When you look at the book of Daniel toward the latter part, and see the struggle Daniel was in, over a large, global matter to be sure, but a spiritual struggle which involved both angels and demons, you can see that holding on often has to do with spiritual warfare. In fact in some degree I think it invariably does. Our struggle, we are told in Ephesians, is not against flesh and blood, but against spiritual entitites. And so there’s the aspect of spiritual warfare in this. We have to be strong in the mighty power of the Lord, put on the full armor of God, and stand in resistance against the forces arrayed against us. In much prayer. (Ephesians 6:10-20) Often we need others to pray for us as well.
We need ears to hear God’s answer to us. What we need in the end is God’s peace, the peace which transcends all understanding. A settled peace coming over us and remaining, in spite of the troubles.
But again, key for us here in and through Jesus is to hold on in faith and not act in fear. To insist on putting the matter in God’s hands and leaving it there.

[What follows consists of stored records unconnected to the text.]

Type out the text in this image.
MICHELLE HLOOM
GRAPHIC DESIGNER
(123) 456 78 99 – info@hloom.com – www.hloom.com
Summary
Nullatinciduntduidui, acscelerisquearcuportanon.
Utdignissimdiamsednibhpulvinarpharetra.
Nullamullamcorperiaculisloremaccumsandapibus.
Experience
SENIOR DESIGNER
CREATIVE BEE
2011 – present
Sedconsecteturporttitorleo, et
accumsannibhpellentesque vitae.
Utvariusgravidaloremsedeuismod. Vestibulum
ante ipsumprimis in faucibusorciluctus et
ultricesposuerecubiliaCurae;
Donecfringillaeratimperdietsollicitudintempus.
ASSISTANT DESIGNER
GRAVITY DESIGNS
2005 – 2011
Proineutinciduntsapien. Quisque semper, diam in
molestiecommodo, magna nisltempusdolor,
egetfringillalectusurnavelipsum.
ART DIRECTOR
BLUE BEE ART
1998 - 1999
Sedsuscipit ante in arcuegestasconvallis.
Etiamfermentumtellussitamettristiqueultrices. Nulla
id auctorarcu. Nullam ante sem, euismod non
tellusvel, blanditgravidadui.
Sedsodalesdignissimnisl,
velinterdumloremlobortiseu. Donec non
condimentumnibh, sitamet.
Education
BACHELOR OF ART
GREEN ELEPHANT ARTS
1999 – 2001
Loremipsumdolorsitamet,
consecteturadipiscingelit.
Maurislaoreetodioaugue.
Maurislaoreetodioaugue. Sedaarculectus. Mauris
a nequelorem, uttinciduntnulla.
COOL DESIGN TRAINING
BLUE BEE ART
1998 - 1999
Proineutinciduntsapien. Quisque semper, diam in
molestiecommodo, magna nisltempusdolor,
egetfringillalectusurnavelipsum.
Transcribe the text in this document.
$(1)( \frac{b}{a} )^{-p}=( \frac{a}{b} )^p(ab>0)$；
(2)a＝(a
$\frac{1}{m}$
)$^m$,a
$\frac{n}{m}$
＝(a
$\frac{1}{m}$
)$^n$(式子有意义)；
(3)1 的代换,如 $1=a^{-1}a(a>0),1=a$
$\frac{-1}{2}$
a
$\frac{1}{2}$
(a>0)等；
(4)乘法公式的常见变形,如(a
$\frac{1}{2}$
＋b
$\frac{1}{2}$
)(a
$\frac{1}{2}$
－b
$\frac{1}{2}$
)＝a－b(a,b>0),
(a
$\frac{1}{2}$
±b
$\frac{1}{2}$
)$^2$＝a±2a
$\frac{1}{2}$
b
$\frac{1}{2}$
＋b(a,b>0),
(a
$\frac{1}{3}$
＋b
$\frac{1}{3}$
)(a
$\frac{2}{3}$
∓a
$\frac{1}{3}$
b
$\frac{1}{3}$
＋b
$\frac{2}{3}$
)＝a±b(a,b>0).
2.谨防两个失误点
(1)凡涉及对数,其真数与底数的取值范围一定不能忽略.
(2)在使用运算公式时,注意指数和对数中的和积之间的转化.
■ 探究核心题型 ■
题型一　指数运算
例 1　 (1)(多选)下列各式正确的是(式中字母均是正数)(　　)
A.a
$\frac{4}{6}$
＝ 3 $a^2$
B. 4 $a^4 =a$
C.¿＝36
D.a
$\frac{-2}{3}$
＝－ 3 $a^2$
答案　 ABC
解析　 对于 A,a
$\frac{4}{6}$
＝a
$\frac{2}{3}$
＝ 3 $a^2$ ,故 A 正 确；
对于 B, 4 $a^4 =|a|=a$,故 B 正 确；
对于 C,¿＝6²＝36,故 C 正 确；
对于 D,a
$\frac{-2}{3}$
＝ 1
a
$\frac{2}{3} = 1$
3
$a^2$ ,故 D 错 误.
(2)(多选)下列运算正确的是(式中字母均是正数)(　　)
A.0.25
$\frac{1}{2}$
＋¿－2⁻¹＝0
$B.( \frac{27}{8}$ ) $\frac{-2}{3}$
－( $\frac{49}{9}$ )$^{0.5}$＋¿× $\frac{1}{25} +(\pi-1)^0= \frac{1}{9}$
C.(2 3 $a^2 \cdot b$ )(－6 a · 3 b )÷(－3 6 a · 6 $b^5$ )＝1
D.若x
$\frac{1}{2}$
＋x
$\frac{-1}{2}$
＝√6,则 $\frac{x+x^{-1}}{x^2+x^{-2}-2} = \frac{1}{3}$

Only to act within a settled peace and only if need be. Faith means trusting God, trusting in his wisdom and that God is at work in ways we can’t comprehend. If we act we can get in the way of that work.
And remember, God cares. God suffers with us in our sufferiing. “In all of their affliction, God was afflicted.” We need to have an ear to hear from God, so what we can settle into that peace. Holding on doesn’t end there. It’s a way of life done in big and small ways right along. A habit we learn so that when the difficulties come, we don’t have to be alarmed, but learn to wrestle them through with God, so that we might rest in his care and good will.